Even more head-scratching is the case of Florida Georgia Line’s most recent hit, “Meant to Be,” a collab with pop singer Bebe Rexha. If the “Cruise” remix pushed the boundary of country music, “Meant to Be” has totally jumped the fence. The production is textbook trap pop, with all the 808s, hats and snaps you’d expect to find on any track from today’s top 40. While “Body Like a Back Road” spent 34 weeks atop the country chart, “Meant to Be” spent 50. And while you might be able to pick up a few country elements in “Old Town Road,” in “Meant to Be,” you’d be hard pressed to find one.
The “Old Town Road” situation wreaks of a genre in crisis with the way its artists are moving. With country splintering out in different directions, Hunt towards rap, Morris and Musgraves towards electropop and the rest towards top 40 hits, Nashville has struggled to keep its prodigies playing the genre that made them famous. But while artists like Hunt and Florida Georgia Line still get airplay on country radio, stations continue to shut out artists who aren’t white men, like Morris, Musgraves and now Lil Nas X. Billboard’s removal of “Old Town Road” from the country charts reaffirms the message Nashville has been sending for years: if you don’t look like country music of the past, you don’t have a right to change it in the present. And even that logic ignores the genre’s roots as Country & Western, a pre-Johnny Cash, black-pioneered style.
Of all the opinions one could possibly have on the removal of “Old Town Road,” the most troubling take I’ve heard at Bowdoin is that the original song doesn’t deserve to chart on country, but the remix with Billy Ray Cyrus should. But this is exactly today’s country, where people think a previously non-country song can qualify as country if a white dude rides in and spits a dad-rap verse about Fendi sports bras and Marlboro cigs, as long as that man had one country hit 27 years ago. Country is a genre that continues to place clout over quality, and you can only change the game if you’ve earned the respect of gatekeepers decades past their prime.
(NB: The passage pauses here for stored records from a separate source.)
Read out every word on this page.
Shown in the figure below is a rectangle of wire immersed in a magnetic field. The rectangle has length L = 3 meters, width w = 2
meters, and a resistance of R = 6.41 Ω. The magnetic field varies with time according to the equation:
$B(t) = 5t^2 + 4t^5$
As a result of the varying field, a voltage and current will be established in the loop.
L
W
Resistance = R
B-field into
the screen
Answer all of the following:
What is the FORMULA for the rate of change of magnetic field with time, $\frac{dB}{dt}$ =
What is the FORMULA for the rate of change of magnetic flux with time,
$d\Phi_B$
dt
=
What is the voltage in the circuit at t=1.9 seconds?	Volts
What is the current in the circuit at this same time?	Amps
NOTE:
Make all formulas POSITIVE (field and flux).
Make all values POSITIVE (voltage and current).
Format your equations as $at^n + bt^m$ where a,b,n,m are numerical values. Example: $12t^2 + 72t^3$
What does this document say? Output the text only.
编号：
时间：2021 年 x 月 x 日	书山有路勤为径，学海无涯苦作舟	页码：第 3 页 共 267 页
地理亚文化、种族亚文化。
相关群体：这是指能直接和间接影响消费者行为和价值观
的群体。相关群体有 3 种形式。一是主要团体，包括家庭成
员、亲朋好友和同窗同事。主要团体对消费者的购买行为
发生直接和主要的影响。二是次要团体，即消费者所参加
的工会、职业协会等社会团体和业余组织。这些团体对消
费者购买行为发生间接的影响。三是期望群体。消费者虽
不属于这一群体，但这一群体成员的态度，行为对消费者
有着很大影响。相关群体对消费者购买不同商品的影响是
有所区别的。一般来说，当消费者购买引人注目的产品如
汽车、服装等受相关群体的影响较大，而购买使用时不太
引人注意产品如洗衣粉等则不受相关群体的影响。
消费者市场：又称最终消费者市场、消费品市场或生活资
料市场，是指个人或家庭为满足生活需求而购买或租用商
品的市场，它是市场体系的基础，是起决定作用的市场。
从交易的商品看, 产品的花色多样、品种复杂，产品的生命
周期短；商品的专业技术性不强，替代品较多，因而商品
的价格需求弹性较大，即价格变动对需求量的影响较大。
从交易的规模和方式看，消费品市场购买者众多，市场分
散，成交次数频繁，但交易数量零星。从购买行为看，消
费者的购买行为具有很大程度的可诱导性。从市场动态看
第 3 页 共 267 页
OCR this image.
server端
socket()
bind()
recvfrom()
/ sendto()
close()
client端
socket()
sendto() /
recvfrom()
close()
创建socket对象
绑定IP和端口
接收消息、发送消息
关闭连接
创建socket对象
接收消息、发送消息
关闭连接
Is “Old Town Road” country? Probably not, but Billboard shouldn’t change the rules now. Lil Nas X has every right to be on the same chart that’s been dominated by white artists for doing pretty much the same thing he’s doing: singing gimmicky verses about country-ish things over factory-made beats. But for Lil Nas X, it really won’t matter. “Old Town Road” is probably off to its third week at #1, with or without the cosign of country gatekeepers. At least it’s got the cosign from one of those gatekeepers: before hopping on the remix, Cyrus praised Lil Nas X in a tweet you could only imagine him saying with an approving tip of the cowboy hat, “Only outlaws are outlawed. Welcome to the club.”